On January 2, 2009, the Massachusetts Sensible Marijuana Policy Initiative became law and reduced the penalty for possession of an ounce or less of marijuana from a criminal offense to a civil infraction. In addition, the law prevented the Commonwealth from including the offense on the person’s criminal record.
Since the changes in the marijuana possession laws were imposed, decriminalizing of marijuana possession that amounts to less than one ounce of marijuana has evoked a myriad of legal questions. As a result, the Massachusetts Supreme Judicial Court and the Massachusetts Court of Appeals have reviewed multiple scenarios associated with the change. On April 5, 2013, the Supreme Judicial Court of Massachusetts issued four decisions attempting to further contextualize the impact of that change on current law. The precedent from each of the four cases is summarized briefly below:
In Commonwealth v. Palmer, the defendant was found to possess marijuana plants in his home; the total weight of these plants amounted to less than one ounce. The SJC determined that because each offense was under a different section of chapter 94C of the Massachusetts General Laws, the intention was to treat each in a separate manner. Thus, possession of less than one ounce would be civil while cultivation of less than one ounce would still have criminal repercussions.

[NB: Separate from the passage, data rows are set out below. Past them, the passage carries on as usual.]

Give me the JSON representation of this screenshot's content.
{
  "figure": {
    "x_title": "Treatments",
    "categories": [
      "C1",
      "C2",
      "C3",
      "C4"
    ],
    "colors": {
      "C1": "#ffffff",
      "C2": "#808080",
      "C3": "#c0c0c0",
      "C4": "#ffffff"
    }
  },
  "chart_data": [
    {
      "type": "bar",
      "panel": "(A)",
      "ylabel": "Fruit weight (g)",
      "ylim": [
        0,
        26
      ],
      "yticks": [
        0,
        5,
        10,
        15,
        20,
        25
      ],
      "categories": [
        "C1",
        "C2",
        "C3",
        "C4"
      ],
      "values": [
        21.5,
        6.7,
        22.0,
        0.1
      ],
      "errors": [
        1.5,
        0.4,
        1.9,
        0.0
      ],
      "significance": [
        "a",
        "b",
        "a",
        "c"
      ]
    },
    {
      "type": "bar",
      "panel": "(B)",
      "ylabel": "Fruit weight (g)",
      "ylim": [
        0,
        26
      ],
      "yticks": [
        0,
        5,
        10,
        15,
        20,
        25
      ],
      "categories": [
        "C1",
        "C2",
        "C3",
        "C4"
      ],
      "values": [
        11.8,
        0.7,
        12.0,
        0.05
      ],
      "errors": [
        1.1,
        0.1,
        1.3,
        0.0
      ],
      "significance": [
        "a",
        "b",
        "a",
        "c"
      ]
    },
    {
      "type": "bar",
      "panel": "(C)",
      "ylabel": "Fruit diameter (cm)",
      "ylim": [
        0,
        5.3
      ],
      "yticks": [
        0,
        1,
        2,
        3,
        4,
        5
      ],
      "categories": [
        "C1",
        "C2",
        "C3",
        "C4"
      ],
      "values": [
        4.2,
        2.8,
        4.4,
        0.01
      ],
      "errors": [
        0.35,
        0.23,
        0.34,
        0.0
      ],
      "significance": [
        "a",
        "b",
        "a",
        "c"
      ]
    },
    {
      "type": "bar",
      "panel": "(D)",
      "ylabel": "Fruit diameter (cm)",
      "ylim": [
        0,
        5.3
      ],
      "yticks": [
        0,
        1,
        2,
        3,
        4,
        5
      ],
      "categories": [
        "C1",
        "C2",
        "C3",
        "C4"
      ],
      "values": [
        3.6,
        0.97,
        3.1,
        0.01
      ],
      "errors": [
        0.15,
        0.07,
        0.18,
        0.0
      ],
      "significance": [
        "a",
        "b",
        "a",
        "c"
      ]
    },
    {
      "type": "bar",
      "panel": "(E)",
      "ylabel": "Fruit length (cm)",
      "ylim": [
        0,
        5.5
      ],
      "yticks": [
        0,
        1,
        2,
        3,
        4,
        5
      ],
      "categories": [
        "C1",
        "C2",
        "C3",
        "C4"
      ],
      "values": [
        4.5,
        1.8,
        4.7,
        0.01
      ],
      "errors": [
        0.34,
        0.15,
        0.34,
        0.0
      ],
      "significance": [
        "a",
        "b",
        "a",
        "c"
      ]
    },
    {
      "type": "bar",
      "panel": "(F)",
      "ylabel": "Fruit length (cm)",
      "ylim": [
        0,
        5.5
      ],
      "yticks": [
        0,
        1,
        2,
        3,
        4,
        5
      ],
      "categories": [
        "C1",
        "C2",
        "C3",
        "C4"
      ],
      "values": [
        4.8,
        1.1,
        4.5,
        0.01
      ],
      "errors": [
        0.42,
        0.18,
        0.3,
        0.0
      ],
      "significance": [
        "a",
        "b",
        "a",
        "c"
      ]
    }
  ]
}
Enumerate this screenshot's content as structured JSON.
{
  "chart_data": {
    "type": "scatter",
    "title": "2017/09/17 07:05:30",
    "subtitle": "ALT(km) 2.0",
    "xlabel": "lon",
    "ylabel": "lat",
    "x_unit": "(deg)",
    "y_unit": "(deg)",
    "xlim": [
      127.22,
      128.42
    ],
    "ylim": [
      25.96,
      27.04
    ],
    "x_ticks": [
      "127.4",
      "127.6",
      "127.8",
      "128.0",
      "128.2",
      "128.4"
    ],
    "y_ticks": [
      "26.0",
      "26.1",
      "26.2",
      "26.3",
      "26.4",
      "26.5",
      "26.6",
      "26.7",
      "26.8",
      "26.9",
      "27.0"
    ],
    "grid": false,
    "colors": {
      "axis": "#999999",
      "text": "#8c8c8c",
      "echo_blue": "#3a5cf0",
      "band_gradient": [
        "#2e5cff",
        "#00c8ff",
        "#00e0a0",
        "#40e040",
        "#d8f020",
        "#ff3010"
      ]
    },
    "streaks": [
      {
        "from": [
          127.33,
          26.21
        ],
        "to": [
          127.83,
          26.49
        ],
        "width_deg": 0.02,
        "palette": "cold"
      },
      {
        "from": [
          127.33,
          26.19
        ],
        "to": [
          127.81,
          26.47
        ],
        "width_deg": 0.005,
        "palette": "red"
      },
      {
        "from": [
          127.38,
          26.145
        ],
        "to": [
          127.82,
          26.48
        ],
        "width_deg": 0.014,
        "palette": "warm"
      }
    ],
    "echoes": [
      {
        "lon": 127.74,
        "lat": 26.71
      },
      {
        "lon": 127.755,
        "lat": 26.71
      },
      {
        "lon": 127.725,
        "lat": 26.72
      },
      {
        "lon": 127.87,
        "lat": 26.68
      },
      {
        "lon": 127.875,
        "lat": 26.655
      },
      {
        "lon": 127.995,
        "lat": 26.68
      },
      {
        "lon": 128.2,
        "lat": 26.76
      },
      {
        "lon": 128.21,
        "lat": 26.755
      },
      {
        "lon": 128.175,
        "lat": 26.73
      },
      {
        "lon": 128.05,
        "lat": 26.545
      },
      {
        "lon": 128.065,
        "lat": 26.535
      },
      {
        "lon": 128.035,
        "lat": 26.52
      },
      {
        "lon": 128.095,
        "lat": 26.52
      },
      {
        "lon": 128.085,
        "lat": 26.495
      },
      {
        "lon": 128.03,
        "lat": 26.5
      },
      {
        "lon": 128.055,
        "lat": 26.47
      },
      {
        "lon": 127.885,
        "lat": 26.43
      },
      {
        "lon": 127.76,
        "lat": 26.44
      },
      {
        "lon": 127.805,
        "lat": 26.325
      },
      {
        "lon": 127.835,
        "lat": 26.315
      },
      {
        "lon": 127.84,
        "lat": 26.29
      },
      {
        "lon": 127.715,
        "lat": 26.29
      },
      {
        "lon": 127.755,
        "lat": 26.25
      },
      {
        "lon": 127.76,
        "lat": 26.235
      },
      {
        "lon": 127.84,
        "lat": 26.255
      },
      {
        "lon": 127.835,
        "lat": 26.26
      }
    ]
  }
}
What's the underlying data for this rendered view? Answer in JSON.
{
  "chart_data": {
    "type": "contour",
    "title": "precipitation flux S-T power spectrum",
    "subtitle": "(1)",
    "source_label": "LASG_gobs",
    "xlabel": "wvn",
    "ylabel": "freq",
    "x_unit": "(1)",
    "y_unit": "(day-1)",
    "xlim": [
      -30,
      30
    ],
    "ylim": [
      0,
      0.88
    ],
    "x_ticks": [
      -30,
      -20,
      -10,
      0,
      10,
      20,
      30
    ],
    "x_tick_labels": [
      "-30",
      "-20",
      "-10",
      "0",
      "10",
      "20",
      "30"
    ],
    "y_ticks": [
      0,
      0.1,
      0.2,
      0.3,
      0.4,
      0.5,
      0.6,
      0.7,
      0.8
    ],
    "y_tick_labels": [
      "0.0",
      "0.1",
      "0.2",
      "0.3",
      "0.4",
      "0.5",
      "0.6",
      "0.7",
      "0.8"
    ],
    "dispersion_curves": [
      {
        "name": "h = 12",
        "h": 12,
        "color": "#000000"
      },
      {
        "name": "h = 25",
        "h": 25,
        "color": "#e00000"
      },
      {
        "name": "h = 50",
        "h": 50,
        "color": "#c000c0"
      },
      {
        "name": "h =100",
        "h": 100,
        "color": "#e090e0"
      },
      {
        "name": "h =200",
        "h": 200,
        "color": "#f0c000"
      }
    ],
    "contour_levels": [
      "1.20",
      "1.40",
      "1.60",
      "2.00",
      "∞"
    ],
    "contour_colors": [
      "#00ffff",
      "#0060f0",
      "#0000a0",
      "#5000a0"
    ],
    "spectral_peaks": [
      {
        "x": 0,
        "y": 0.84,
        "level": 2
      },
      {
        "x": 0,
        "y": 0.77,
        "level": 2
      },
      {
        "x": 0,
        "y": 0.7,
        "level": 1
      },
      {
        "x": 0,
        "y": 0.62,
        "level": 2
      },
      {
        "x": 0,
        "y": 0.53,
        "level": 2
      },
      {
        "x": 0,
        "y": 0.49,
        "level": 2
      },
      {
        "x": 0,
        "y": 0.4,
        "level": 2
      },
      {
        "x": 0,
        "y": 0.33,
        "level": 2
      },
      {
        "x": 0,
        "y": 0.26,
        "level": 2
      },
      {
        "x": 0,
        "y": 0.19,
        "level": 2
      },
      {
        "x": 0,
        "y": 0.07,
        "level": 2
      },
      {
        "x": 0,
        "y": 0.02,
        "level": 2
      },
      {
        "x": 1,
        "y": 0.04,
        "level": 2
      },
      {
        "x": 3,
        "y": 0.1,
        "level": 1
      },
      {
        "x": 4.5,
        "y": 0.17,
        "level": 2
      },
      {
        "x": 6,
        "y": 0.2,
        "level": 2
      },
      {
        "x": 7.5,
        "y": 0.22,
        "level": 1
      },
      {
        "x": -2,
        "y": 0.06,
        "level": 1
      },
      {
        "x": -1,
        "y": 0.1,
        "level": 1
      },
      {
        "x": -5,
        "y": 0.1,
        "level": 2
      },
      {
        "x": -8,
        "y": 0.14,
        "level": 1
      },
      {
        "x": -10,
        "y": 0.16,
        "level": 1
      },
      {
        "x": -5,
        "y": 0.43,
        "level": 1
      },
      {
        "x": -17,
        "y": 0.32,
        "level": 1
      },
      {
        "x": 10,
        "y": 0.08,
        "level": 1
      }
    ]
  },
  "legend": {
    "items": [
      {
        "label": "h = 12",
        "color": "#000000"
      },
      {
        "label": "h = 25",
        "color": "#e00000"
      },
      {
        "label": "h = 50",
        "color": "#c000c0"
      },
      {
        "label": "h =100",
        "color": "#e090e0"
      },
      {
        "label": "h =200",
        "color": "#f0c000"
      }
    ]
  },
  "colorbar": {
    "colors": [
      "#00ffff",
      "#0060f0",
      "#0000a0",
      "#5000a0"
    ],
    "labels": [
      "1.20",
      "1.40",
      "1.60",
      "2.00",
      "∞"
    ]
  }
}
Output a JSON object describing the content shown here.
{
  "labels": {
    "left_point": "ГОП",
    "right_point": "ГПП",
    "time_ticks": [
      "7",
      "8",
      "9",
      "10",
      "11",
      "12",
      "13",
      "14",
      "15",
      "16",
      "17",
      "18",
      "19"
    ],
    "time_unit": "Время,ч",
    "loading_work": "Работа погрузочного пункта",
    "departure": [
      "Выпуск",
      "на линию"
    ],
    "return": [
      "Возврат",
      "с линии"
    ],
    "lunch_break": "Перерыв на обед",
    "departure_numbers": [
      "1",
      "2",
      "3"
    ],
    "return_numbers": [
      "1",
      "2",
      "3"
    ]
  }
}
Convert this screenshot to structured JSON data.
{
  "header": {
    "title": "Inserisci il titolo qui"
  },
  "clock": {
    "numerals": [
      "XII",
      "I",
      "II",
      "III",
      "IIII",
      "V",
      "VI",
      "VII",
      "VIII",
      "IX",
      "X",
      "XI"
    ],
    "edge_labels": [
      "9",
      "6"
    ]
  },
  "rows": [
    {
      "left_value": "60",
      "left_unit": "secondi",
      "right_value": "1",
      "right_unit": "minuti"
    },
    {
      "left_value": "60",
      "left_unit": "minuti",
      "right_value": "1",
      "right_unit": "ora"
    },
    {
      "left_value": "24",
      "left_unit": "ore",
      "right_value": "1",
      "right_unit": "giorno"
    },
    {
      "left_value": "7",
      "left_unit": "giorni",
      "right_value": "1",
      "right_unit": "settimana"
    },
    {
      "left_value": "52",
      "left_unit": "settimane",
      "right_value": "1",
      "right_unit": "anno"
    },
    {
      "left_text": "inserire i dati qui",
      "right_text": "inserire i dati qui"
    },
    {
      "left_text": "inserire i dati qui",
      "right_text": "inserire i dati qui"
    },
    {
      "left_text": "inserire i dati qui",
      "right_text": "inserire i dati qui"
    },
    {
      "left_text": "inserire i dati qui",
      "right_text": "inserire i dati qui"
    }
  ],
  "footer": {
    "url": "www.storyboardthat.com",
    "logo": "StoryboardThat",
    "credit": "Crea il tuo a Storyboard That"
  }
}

Commonwealth v. Jackson posed a different issue. Specifically, the Court determined that the social sharing of marijuana would no longer be considered a form of distribution, but rather a joint possession of the drug. Two people found sharing marijuana of a weight less than one ounce would no longer be subject to arrest. Previously, the mere passing of the drug between two individuals would be considered distribution. After the Jackson decision, it would now be considered joint possession and thus civil in nature.
In Commonwealth v. Daniel, the defendant was stopped while driving. The responding officer noted a smell of burnt marijuana in the vehicle. The officer also indicated that during the course of the stop, the defendant voluntarily relinquished two bags of marijuana – their combined weight totaling less than one ounce. The Court opined that this scenario was insufficient to merit a search of the motor vehicle and thus any evidence found within the car should be suppressed. The Court mentioned the exclusion of any reference to a fear on the officer’s part for his safety and that the driver was never suspected of operating under the influence of drugs. These two noted references suggest that a slight modification of facts could result in a different resulting analysis in terms of suppression.
Finally, the defendant in Commonwealth v. Pacheco, was parked illegally while sharing marijuana with the passenger in the vehicle. When approached by the officer, the defendant voluntarily handed over one additional bag of marijuana. As a result, the occupants were then ordered from the vehicle and the trunk of their car was searched. Within the trunk the officer found a semi-automatic gun. The Supreme Court suppressed the gun finding there was as no basis for the search. Again, the Court noted that the occupants were found engaged in the “social sharing” of less than one ounce of marijuana – a civil infraction.